High burden of disease in patients with homozygous familial hypercholesterolemia despite recent advances in therapies and updated guidelines: A real-world study.

Abstract

Background: Homozygous familial hypercholesterolemia (HoFH) is an ultra-rare disorder of lipid metabolism characterized by markedly increased levels of low-density lipoprotein cholesterol (LDL-C), leading to an increased risk of early onset atherosclerotic cardiovascular disease (ASCVD) and premature death.

Objective: To assess the real-world burden of disease for patients with HoFH using healthcare claims data.

Methods: Due to the lack of International Classification of Diseases, Tenth Revision diagnosis codes for HoFH, the real-world HoFH cohort was formed using two sources: prescription claims for evinacumab or lomitapide in the Komodo Healthcare Map™ database; and patients with a physician-confirmed HoFH diagnosis in MyRARE^Ⓡ, a US-based patient support program for commercially available evinacumab. Patients in MyRARE were identified via tokenization and linked with their Komodo claims data.

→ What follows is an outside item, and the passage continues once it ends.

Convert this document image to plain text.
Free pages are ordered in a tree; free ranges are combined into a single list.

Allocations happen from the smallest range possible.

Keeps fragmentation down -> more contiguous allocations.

Results: The real-world cohort comprised 331 patients with HoFH. Mean age was 53.3 years, and 66.8% had a formal diagnosis of familial hypercholesterolemia. Most patients (67.4%) had ASCVD, including 63.4% with coronary heart disease. The most recent mean LDL-C value was 163 mg/dL, and 52.9% of patients had been treated with at least two concomitant lipid-lowering therapies.

Conclusion: This real-world study showed that patients with HoFH are undertreated, resulting in suboptimal control of LDL-C levels and a high prevalence of ASCVD.